The hyper-fixation on the tale of Atlantis has treasure hunters attributing anything comparable to a manmade structure in the slightest bit to the lost city, which many believe is the case for Bimini Road.
The road itself was discovered in 1968 and gained global attention because the limestone blocks were rectangular shapes and evenly spaced. Two more roads were discovered soon after this, which added to the frenzy.
However, when referring to science, it was concluded that the roads were not manmade. Carbon dating and structural examinations led to the conclusion that the stones had actually formed over time through erosion, per Atlas Obscura.
Don’t get caught in pseudoscience.
According to The Guardian, a lot of the conversation about Atlantis in the media is controversial. It doesn’t all have to do with Bimini Road, but a lot of conspiracy theories start with people questioning science and verified data, and then spiral into something bigger. Something like Graham Hancock.

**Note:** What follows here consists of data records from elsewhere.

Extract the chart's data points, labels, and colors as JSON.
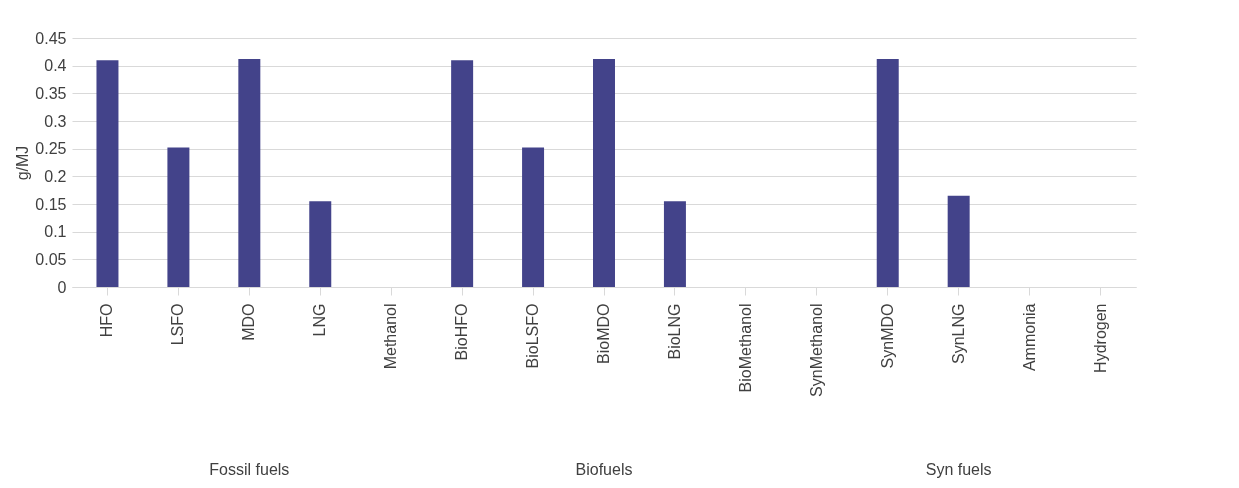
{
  "chart_data": {
    "type": "bar",
    "ylabel": "g/MJ",
    "categories": [
      "HFO",
      "LSFO",
      "MDO",
      "LNG",
      "Methanol",
      "BioHFO",
      "BioLSFO",
      "BioMDO",
      "BioLNG",
      "BioMethanol",
      "SynMethanol",
      "SynMDO",
      "SynLNG",
      "Ammonia",
      "Hydrogen"
    ],
    "values": [
      0.41,
      0.252,
      0.412,
      0.155,
      0,
      0.41,
      0.252,
      0.412,
      0.155,
      0,
      0,
      0.412,
      0.165,
      0,
      0
    ],
    "color": "#43438a",
    "ylim": [
      0,
      0.45
    ],
    "yticks": [
      0,
      0.05,
      0.1,
      0.15,
      0.2,
      0.25,
      0.3,
      0.35,
      0.4,
      0.45
    ],
    "grid": "y",
    "annotations": [
      "Fossil fuels",
      "Biofuels",
      "Syn fuels"
    ]
  }
}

In 2022, writer and journalist Graham Hancock’s series, Ancient Apocalypse, was released on Netflix. Like many of Hancock’s books, the series covered his theories of ancient civilizations — pseudoscientific theories.
His take on the legend of Atlantis includes a comet crashing into Earth that destroyed the city, leaving few willful survivors that relocated to all parts of the world, bringing new knowledge and technology. Hancock believes we are in debt to these people and refers to them as godlike.
Hancock’s imagination and broadcasting abilities are one part of the problem, the other is that he is arguing that scientists are covering up the truth. This puts scholars, scientists, and the whole basis of human scientific reasoning credibility at risk. The thought pattern of pseudoscience, often pivoting off of a personal anecdote or belief to build an entire narrative, can be dangerous, and come with a lot of harm and disrespect.
One of the most damaging components of Hancock’s tale of Atlantis is that it is rooted in white supremacist ideologies. Archaeologist at Cardiff University, Flint Dibble, told The Guardian when referring to claims like Hancock’s, “They strip indigenous people of their rich heritage and instead give credit to aliens or white people.”
There is a line between asking questions and falling into pseudoscientific theories. However, in the age characterized by the constant influx of information, some false, some true, be sure to check where your information is coming from, and if the claims come with credibility.